The third servant says to the master, “I know that you are a hard man, harvesting where you have not sown and gathering where you have not scattered seed. So I was afraid [those are key words] and went out and hid your talent in the ground. See, here is what belongs to you.” 
 
It seems evident at this moment that the third servant expects applause. Or at least a participation trophy. His mission is accomplished: Despite everything that could possibly have gone wrong, at least he didn’t fail. He made sure of that.
 
What a shock he receives. The master erupts, “Why didn’t you at least put my money on deposit with the bankers, so that when I returned I would have received it back with interest?” 
 
Why is the master so disappointed? It’s not because the servant was a management failure. In fact, failure would have been fine. Failure would have implied that some action had been taken. 
 
Instead, the third servant is rebuked for attempting nothing. Because he was afraid of taking a risk, he played it safe. He even rationalized that he had done the master a favor by not losing what he had been given – thereby failing to grasp that the essence of life is to risk the resources, opportunities, gifts, and challenges that God continues to place before us.
 
You’d think that God would most value those who play it safe and don’t take chances, who never get carried away by stepping out. But it isn’t so.
 
There is a Day coming, Jesus announces, when each of us is going to have a conversation with him as to what we did with our lives. The Apostles’ Creed puts it like this: “From there [from heaven] he will come to judge the living and the dead.”
 
In the traditional English rendering, which many of us still recite on Sunday mornings, Jesus is coming to judge “the quick and the dead.” That’s also thought to be the answer to the question, “What are the two groups who attempt to jaywalk across a busy highway?”
 
The word “quick” is an antiquated synonym for “alive.” Jesus will judge both those who are still alive at his Second Coming and those who have already died.
 
The very notion of God’s judgment is exceedingly unpopular.

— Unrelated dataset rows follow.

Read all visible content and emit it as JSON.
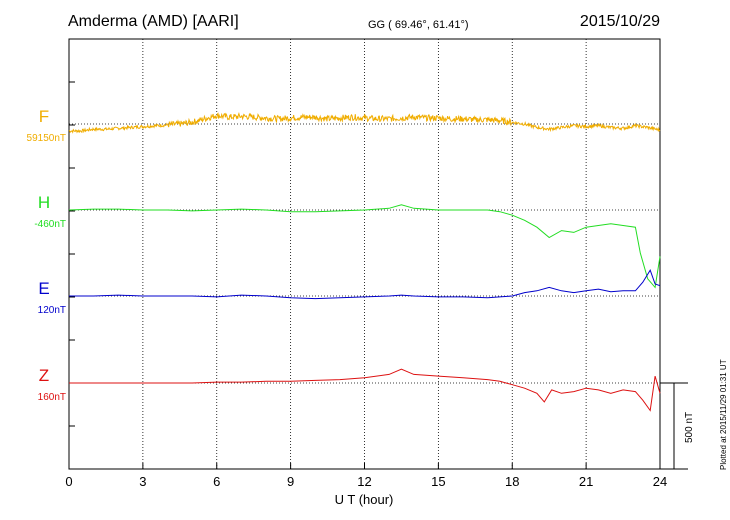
{
  "header": {
    "station": "Amderma (AMD)  [AARI]",
    "coords": "GG ( 69.46°,  61.41°)",
    "date": "2015/10/29"
  },
  "footer_note": "Plotted at 2015/11/29 01:31  UT",
  "scale_label": "500 nT",
  "chart_data": {
    "type": "line",
    "xlabel": "U T (hour)",
    "xlim": [
      0,
      24
    ],
    "x_ticks": [
      "0",
      "3",
      "6",
      "9",
      "12",
      "15",
      "18",
      "21",
      "24"
    ],
    "scale_bar_nT": 500,
    "series": [
      {
        "name": "F",
        "baseline_label": "59150nT",
        "color": "#f0ad00",
        "x": [
          0,
          0.5,
          1,
          1.5,
          2,
          2.5,
          3,
          3.5,
          4,
          4.5,
          5,
          5.5,
          6,
          6.5,
          7,
          7.5,
          8,
          8.5,
          9,
          9.5,
          10,
          10.5,
          11,
          11.5,
          12,
          12.5,
          13,
          13.5,
          14,
          14.5,
          15,
          15.5,
          16,
          16.5,
          17,
          17.5,
          18,
          18.5,
          19,
          19.5,
          20,
          20.5,
          21,
          21.5,
          22,
          22.5,
          23,
          23.5,
          24
        ],
        "y": [
          -40,
          -40,
          -30,
          -30,
          -25,
          -20,
          -15,
          -10,
          -5,
          0,
          10,
          30,
          50,
          40,
          45,
          40,
          35,
          30,
          35,
          40,
          40,
          30,
          35,
          40,
          35,
          30,
          30,
          35,
          40,
          35,
          35,
          30,
          30,
          25,
          25,
          20,
          10,
          0,
          -20,
          -30,
          -20,
          -10,
          -15,
          -10,
          -20,
          -25,
          -10,
          -20,
          -35
        ]
      },
      {
        "name": "H",
        "baseline_label": "-460nT",
        "color": "#22dd22",
        "x": [
          0,
          1,
          2,
          3,
          4,
          5,
          6,
          7,
          8,
          9,
          10,
          11,
          12,
          13,
          13.5,
          14,
          15,
          16,
          17,
          17.5,
          18,
          18.5,
          19,
          19.5,
          20,
          20.5,
          21,
          21.5,
          22,
          22.5,
          23,
          23.2,
          23.5,
          23.8,
          24
        ],
        "y": [
          0,
          5,
          5,
          0,
          0,
          -5,
          0,
          5,
          0,
          -10,
          -10,
          -5,
          0,
          10,
          30,
          10,
          0,
          0,
          0,
          -10,
          -30,
          -60,
          -100,
          -160,
          -120,
          -130,
          -100,
          -90,
          -80,
          -90,
          -100,
          -250,
          -400,
          -450,
          -270
        ]
      },
      {
        "name": "E",
        "baseline_label": "120nT",
        "color": "#0000cc",
        "x": [
          0,
          1,
          2,
          3,
          4,
          5,
          6,
          7,
          8,
          9,
          10,
          11,
          12,
          13,
          13.5,
          14,
          15,
          16,
          17,
          17.5,
          18,
          18.5,
          19,
          19.5,
          20,
          20.5,
          21,
          21.5,
          22,
          22.5,
          23,
          23.3,
          23.6,
          23.8,
          24
        ],
        "y": [
          0,
          0,
          5,
          0,
          0,
          0,
          -5,
          5,
          0,
          -10,
          -15,
          -10,
          -5,
          0,
          5,
          0,
          -5,
          -5,
          -10,
          -5,
          0,
          20,
          30,
          50,
          30,
          20,
          30,
          40,
          25,
          30,
          30,
          80,
          150,
          70,
          60
        ]
      },
      {
        "name": "Z",
        "baseline_label": "160nT",
        "color": "#dd1111",
        "x": [
          0,
          1,
          2,
          3,
          4,
          5,
          6,
          7,
          8,
          9,
          10,
          11,
          12,
          13,
          13.5,
          14,
          15,
          16,
          17,
          17.5,
          18,
          18.5,
          19,
          19.3,
          19.6,
          20,
          20.5,
          21,
          21.5,
          22,
          22.5,
          23,
          23.3,
          23.6,
          23.8,
          24
        ],
        "y": [
          0,
          0,
          0,
          0,
          0,
          0,
          5,
          5,
          10,
          10,
          15,
          20,
          30,
          50,
          80,
          50,
          40,
          30,
          20,
          10,
          -10,
          -30,
          -60,
          -110,
          -40,
          -60,
          -50,
          -30,
          -40,
          -60,
          -40,
          -50,
          -100,
          -160,
          40,
          -60
        ]
      }
    ]
  }
}
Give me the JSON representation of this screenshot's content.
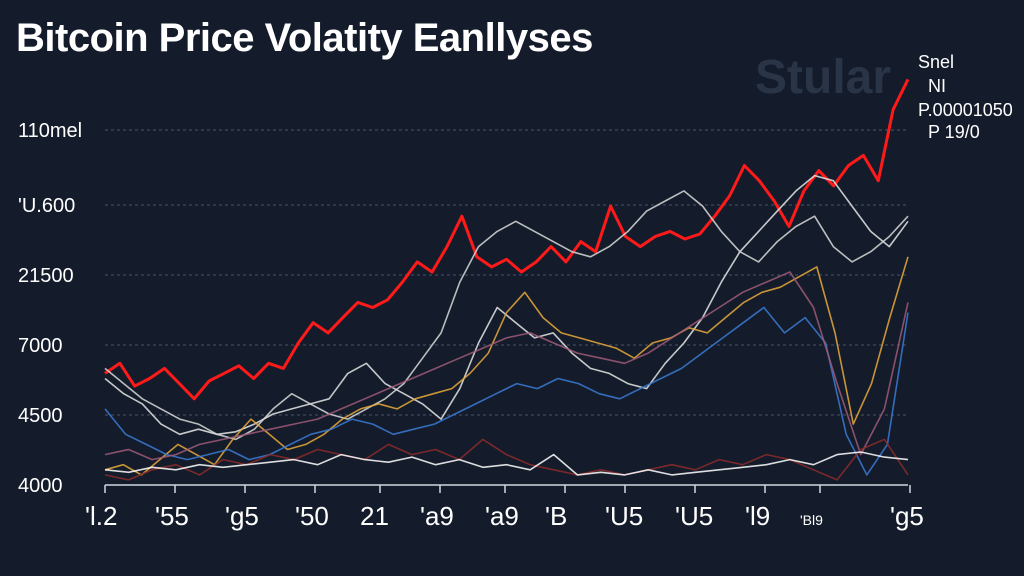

It goes against the grain of contemporary American culture, which asserts that each of us is the author of his or her own identity. We shape our own legacies. We are accountable to no one. 
 
Scripture counters with the declaration that there is a God, and it is not you. We are fully accountable to the One who creates us, sustains us, and redeems us – none of which we can accomplish in our own wisdom and strength.
 
What will be front and center in our judgment conversation with Christ?
 
At root, it’s whether we have stepped across the line of faith as expressed in verses like John 6:29: “This is the work of God, that you believe in him who he has sent.” That takes us all the way back to the opening words of the Creed: “I believe.”
 
When Jesus steps into the role of “master,” as described in the parable, he won’t be wowed by our resumes. Judgment is not just about the big decisions. 
 
What did we do with the myriad little decisions that comprised every day of our lives – the ones that even now are shaping our character? 
 
Fear whispers that God isn’t big enough to handle what we have to face today. He isn’t going to show up. We’re not really safe in God’s hands. 
 
But – steadied by a decision to abandon ourselves to Jesus as our ultimate security – we can choose to be brave. 
 
And where does that leave us? Don’t bury your talents. Don’t run from difficult moments. Otherwise, you will never find out whether God’s presence and power are all you really need. 
  
When you think about it, that’s the one thing in life truly worth finding out.
 
And, “Well done, good and faithful servant,” are the only words ultimately worth hearing.